Washington (May 9, 2017) – Senator Edward J. Markey (D-Mass.) released the following statement today after voting in opposition to the nomination of Dr. Scott Gottlieb to be Commissioner of the Food and Drug Administration (FDA).
“We are suffering a deadly opioid epidemic because the FDA approved dangerous and addictive painkillers, Big Pharma zealously pushed them, and doctors prescribed them with abandon. With close and questionable ties to dozens of big pharmaceuticals companies, I have little faith that Dr. Gottlieb will do what is necessary as the leader of the FDA to end this vicious cycle of opioid addiction.

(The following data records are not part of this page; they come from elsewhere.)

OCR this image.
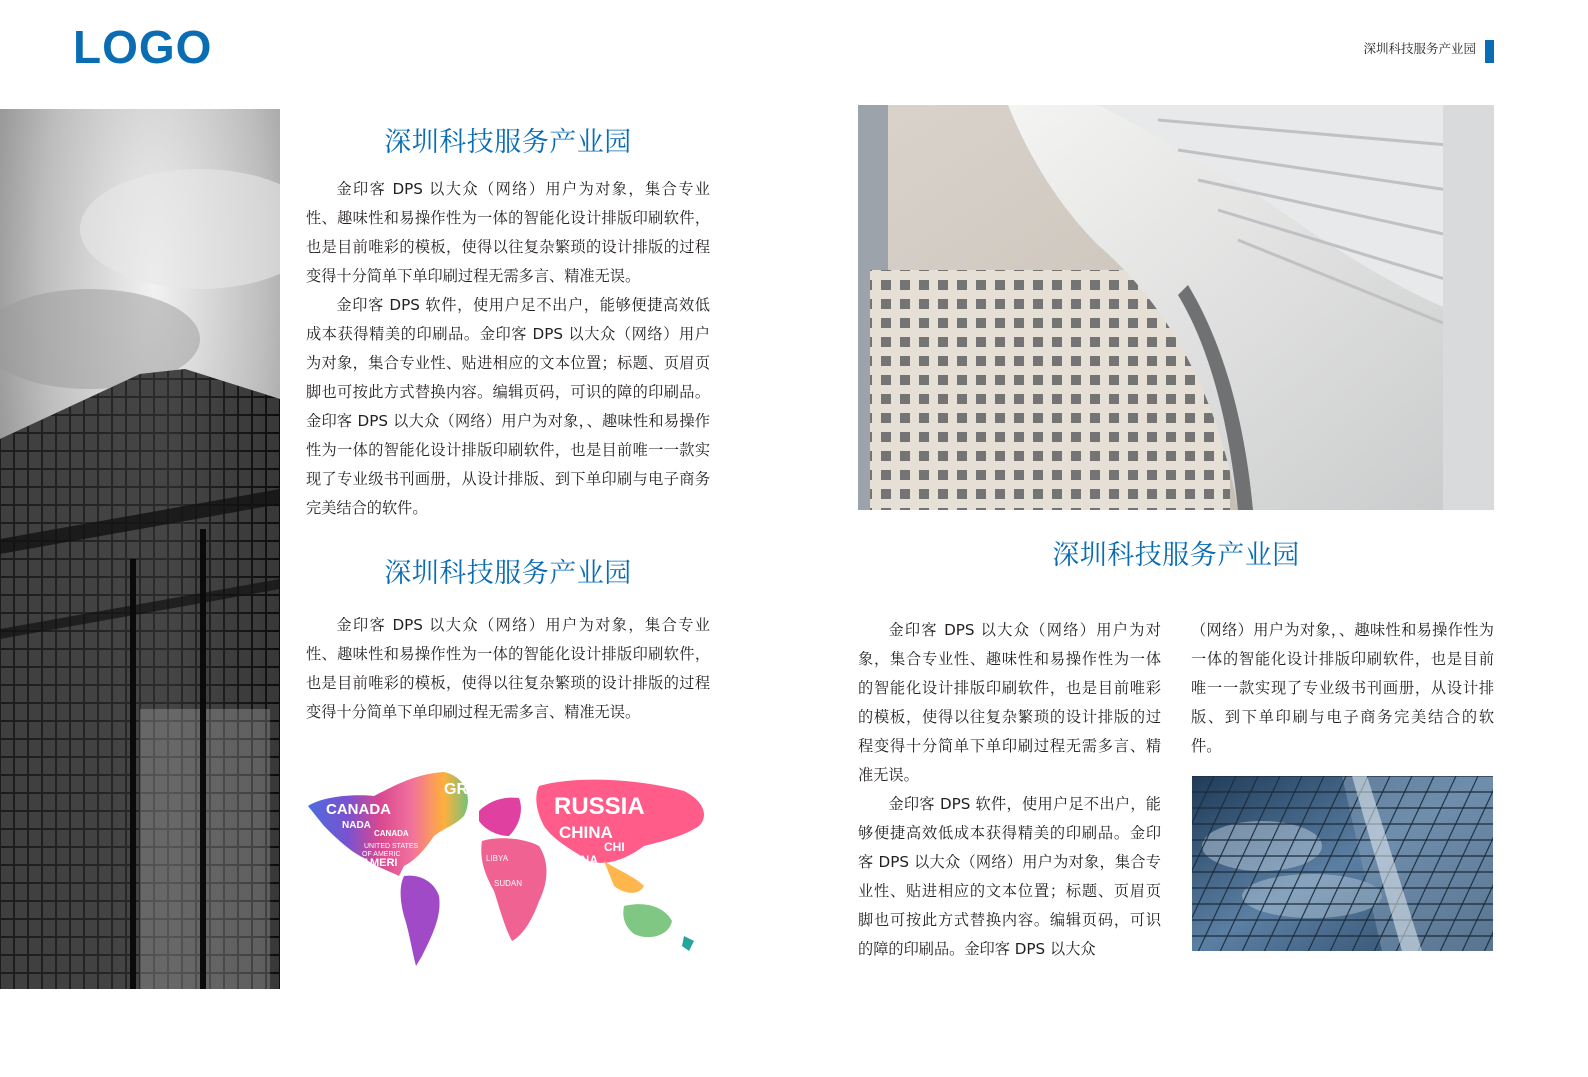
LOGO	深圳科技服务产业园
深圳科技服务产业园

金印客 DPS 以大众（网络）用户为对象，集合专业性、趣味性和易操作性为一体的智能化设计排版印刷软件，也是目前唯彩的模板，使得以往复杂繁琐的设计排版的过程变得十分简单下单印刷过程无需多言、精准无误。

金印客 DPS 软件，使用户足不出户，能够便捷高效低成本获得精美的印刷品。金印客 DPS 以大众（网络）用户为对象，集合专业性、贴进相应的文本位置；标题、页眉页脚也可按此方式替换内容。编辑页码，可识的障的印刷品。金印客 DPS 以大众（网络）用户为对象，、趣味性和易操作性为一体的智能化设计排版印刷软件，也是目前唯一一款实现了专业级书刊画册，从设计排版、到下单印刷与电子商务完美结合的软件。

深圳科技服务产业园

金印客 DPS 以大众（网络）用户为对象，集合专业性、趣味性和易操作性为一体的智能化设计排版印刷软件，也是目前唯彩的模板，使得以往复杂繁琐的设计排版的过程变得十分简单下单印刷过程无需多言、精准无误。

CANADA
NADA
CANADA
UNITED STATES
OF AMERIC
AMERI
GR
RUSSIA
CHINA
CHI
CHINA
LIBYA
SUDAN
深圳科技服务产业园

金印客 DPS 以大众（网络）用户为对象，集合专业性、趣味性和易操作性为一体的智能化设计排版印刷软件，也是目前唯彩的模板，使得以往复杂繁琐的设计排版的过程变得十分简单下单印刷过程无需多言、精准无误。

金印客 DPS 软件，使用户足不出户，能够便捷高效低成本获得精美的印刷品。金印客 DPS 以大众（网络）用户为对象，集合专业性、贴进相应的文本位置；标题、页眉页脚也可按此方式替换内容。编辑页码，可识的障的印刷品。金印客 DPS 以大众

（网络）用户为对象，、趣味性和易操作性为一体的智能化设计排版印刷软件，也是目前唯一一款实现了专业级书刊画册，从设计排版、到下单印刷与电子商务完美结合的软件。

“The Drug Enforcement Administration is our prescription drug cop-on-the-beat, but Dr. Scott Gottlieb wants to transfer that role to ineffective bureaucrats at the Department of Health and Human Services.
“At the same time, Dr. Gottlieb has also publicly stated his opposition to the FDA’s risk plans that are used to address the safety of opioid painkillers. These vital tools should be made stronger, but Dr. Gottlieb argues that they shouldn’t exist at all.
“Dr. Gottlieb’s Big Pharma formula is simple: Take away DEA oversight over prescription opioids and at the same time, limit the FDA’s ability to utilize its full oversight authority over these addictive products. With the overwhelming majority of heroin users reporting that their addiction began with prescription opioids, it is simply irresponsible that Dr. Gottlieb believes that drug safety doesn’t need strong oversight from both the FDA and DEA.
“Sadly, Dr. Gottlieb is yet another example of President’ Trump’s lack of commitment to realistically address the opioid crisis. By working to repeal the Affordable Care Act, proposing to slash the NIH and ONDCP budgets, and promoting construction of a border wall, President Trump would only make the opioid crisis worse.”
Earlier this month, Senator Markey sent a letter to Dr. Gottlieb requesting details about the nature of the work and financial relationship he had with fentanyl manufacturer Cephalon, a pharmaceutical company was under federal investigation for pushing doctors to prescribe the addictive painkiller for headaches and back pain when it was meant for late-stage cancer patients. A Washington Post story reported that Dr. Gottlieb advocated on behalf of Cephalon while he was previously employed at the FDA, in an attempt to increase the amount of fentanyl the manufacturer could produce. Ultimately, the DEA denied the request, finding that Cephalon and the FDA had no basis for this increased allotment.